Memories - concatenate, deduplicate by slug (repo wins):
workspace memories: universal feedback + patterns
+
repo memories: repo-specific feedback
=
agent sees: combined set, repo version wins on slug collision
Oracle - both levels returned, labeled separately:
Workspace oracle: overall workspace structure, project list
Project oracle: repo-specific stack, patterns, glossary
The agent sees both sections in axme_context output, clearly labeled as "Workspace Context" and "Project Context".
Before working in any specific repo, the agent must call axme_context with that repo's path. This loads the repo-level context on top of the workspace context. Without this call, the agent only sees workspace-level rules and misses repo-specific decisions and patterns.
This is enforced by instruction in CLAUDE.md:
### Per-Repo Gate (MANDATORY)
Every repo has its own .axme-code/ storage created during setup.
BEFORE reading code, making changes, or running tests in any repo:
call axme_context with that repo's path to load repo-specific context.
The post-session auditor decides scope for each extraction based on the transcript content. If the agent discussed a Python-specific pattern while working in axme-control-plane, the auditor routes it to that repo. If the agent discussed a universal rule ("never merge PRs"), the auditor routes it to workspace level.
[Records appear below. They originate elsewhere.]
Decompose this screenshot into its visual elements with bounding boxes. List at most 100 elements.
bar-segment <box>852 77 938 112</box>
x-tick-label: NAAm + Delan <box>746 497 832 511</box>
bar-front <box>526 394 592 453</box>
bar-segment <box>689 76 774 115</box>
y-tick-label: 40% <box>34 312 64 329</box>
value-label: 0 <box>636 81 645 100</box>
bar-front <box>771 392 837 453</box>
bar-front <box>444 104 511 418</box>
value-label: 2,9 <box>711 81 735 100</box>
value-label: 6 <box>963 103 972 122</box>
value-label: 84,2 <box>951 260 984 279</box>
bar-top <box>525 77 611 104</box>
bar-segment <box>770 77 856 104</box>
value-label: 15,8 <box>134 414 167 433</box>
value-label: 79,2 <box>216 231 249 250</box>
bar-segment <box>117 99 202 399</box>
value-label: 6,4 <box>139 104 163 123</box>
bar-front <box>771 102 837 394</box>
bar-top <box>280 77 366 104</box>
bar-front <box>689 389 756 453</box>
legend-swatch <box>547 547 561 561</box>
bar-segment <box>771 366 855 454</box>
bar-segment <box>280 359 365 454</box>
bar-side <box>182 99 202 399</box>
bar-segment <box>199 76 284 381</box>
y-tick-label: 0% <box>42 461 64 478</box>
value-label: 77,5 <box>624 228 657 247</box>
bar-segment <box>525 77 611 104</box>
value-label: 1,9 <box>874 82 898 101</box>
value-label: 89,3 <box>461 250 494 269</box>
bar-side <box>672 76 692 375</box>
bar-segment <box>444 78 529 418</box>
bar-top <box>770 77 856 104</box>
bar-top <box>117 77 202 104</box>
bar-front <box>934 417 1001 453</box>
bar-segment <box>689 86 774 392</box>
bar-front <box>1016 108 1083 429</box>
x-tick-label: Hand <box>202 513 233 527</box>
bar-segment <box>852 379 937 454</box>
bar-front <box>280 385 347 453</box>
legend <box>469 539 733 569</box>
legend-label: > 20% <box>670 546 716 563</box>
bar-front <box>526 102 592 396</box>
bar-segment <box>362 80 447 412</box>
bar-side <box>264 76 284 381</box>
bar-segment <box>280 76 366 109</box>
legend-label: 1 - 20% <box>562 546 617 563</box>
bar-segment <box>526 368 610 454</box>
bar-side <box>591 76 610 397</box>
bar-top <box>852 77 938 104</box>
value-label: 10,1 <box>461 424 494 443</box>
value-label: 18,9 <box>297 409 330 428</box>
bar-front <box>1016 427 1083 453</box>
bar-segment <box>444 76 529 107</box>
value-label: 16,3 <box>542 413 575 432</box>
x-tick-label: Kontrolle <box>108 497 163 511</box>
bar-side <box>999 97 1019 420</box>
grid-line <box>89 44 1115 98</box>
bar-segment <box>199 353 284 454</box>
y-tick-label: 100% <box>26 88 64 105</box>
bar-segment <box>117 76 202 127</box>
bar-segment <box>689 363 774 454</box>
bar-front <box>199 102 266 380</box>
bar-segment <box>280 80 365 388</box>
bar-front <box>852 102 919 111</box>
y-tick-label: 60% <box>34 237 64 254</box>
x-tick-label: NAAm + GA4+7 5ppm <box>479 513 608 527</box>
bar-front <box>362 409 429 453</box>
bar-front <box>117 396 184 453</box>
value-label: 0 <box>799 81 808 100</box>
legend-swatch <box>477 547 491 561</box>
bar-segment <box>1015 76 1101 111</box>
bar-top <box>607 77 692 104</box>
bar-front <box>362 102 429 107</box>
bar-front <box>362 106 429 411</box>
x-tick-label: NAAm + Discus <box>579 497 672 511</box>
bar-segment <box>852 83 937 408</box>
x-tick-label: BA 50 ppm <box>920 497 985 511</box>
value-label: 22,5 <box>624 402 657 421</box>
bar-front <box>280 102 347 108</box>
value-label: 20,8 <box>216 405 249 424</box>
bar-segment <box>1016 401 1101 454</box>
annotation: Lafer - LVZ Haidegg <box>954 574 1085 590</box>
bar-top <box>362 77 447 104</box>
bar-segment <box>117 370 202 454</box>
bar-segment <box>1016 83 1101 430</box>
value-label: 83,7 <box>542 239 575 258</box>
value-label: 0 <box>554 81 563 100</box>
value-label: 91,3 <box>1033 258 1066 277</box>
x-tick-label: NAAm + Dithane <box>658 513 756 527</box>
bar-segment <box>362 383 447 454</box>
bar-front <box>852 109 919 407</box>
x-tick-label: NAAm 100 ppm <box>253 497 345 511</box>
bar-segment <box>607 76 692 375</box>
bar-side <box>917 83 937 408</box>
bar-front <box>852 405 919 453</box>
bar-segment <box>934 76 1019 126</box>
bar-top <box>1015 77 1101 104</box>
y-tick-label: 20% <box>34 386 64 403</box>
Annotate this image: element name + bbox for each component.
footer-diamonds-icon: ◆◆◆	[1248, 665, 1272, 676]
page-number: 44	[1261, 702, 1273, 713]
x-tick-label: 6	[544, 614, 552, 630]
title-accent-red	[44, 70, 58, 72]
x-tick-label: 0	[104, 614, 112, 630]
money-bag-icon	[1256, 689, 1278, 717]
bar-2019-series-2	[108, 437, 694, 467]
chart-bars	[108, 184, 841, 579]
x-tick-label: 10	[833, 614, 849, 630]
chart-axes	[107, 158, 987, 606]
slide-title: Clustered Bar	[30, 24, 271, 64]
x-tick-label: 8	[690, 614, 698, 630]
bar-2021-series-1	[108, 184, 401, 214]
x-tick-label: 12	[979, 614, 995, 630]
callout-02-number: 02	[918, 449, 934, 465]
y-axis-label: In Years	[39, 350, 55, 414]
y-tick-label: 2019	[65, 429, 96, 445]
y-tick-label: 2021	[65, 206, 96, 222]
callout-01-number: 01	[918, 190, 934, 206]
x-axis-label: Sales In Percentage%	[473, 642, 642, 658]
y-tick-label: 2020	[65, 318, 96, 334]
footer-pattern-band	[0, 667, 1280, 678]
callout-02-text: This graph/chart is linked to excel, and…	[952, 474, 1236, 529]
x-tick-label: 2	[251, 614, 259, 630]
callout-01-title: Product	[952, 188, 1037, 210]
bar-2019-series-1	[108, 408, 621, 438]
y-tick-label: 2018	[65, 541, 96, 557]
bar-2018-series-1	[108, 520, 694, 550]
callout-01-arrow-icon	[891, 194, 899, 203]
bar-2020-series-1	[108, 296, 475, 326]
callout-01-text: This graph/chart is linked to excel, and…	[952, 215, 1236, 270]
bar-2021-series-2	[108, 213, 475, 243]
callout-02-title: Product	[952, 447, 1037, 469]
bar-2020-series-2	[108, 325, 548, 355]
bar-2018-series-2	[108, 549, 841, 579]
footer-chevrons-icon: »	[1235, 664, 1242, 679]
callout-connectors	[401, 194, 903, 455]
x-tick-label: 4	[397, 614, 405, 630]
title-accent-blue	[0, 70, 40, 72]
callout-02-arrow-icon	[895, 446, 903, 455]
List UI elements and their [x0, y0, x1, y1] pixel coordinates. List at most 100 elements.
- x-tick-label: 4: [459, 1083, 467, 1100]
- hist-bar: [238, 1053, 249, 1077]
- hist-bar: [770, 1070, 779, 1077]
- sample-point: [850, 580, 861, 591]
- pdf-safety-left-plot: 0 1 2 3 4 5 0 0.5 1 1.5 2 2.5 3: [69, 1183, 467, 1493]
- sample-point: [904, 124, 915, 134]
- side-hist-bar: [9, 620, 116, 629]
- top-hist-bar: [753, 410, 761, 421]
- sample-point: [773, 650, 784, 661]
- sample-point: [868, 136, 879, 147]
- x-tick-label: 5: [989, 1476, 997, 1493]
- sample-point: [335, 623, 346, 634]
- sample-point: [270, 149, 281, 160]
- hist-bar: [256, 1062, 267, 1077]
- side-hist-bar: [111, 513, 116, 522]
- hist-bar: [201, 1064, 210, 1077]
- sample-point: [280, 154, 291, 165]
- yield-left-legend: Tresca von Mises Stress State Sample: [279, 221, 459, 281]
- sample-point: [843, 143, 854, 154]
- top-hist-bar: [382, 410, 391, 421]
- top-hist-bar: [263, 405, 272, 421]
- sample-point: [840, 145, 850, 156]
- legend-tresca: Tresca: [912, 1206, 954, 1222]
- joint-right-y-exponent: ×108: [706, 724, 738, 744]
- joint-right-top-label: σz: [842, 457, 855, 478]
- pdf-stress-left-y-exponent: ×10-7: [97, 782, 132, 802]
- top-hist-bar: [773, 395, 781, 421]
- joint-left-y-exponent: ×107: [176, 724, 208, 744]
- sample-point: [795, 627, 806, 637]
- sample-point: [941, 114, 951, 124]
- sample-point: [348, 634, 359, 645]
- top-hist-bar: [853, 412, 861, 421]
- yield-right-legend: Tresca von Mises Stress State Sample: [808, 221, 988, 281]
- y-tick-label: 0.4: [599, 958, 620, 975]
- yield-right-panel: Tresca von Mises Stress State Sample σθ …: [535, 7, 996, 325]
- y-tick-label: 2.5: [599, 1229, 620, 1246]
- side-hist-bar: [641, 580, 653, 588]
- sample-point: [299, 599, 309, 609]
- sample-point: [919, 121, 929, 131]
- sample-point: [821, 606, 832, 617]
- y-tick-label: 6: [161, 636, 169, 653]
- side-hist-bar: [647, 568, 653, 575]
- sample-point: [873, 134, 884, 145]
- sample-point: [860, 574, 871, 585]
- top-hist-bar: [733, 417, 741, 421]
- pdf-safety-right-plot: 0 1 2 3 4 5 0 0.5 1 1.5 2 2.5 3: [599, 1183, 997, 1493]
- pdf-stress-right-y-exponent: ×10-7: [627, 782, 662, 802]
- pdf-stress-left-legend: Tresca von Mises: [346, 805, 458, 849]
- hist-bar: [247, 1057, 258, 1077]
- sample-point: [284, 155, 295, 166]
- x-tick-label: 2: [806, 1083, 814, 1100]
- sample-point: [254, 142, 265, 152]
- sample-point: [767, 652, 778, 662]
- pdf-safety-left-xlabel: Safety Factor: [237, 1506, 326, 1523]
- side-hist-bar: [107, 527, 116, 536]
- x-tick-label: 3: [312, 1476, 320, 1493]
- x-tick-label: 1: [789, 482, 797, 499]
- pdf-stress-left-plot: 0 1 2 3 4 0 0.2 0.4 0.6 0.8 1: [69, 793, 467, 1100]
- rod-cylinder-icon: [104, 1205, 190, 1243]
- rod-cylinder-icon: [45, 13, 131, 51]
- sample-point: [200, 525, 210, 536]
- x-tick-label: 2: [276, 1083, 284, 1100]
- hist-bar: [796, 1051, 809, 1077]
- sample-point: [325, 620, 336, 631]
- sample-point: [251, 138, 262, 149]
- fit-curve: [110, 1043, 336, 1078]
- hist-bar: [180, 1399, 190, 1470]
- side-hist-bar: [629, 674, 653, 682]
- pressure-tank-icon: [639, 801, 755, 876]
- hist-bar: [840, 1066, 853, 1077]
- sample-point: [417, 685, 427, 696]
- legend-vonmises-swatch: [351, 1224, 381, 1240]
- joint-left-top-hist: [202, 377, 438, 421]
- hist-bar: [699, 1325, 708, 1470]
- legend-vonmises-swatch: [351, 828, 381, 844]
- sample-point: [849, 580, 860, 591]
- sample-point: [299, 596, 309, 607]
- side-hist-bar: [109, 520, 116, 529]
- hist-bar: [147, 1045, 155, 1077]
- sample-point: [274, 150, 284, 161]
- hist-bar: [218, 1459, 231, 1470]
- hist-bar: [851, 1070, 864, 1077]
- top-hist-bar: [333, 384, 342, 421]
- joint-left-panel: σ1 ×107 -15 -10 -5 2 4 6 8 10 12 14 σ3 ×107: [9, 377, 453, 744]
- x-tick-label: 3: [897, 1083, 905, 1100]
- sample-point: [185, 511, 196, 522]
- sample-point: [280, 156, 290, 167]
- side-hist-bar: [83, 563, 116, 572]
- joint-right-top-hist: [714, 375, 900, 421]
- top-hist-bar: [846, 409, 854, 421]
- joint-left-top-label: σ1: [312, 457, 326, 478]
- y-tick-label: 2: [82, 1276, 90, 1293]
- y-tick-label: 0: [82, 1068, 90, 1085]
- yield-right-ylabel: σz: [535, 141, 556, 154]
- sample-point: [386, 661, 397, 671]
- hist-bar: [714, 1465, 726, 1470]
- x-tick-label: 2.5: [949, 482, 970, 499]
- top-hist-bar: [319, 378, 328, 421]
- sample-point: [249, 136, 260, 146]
The auditor also uses filesChanged from the session to infer which repos were touched, and routes extracted items accordingly. A memory about a bug in axme-cli/cmd/axme/tasks.go goes to axme-cli/.axme-code/, not to the workspace root.
With 56 repos and 2444+ decisions, a flat storage would be unusable:
- The agent would see all 2444 decisions on every
axme_contextcall, most irrelevant - Safety rules for a Go CLI repo would include Python-specific rules from the gateway
- Oracle would mix TypeScript patterns with Java conventions
Two levels give the agent focused context: only the universal rules plus the repo it's actually working in.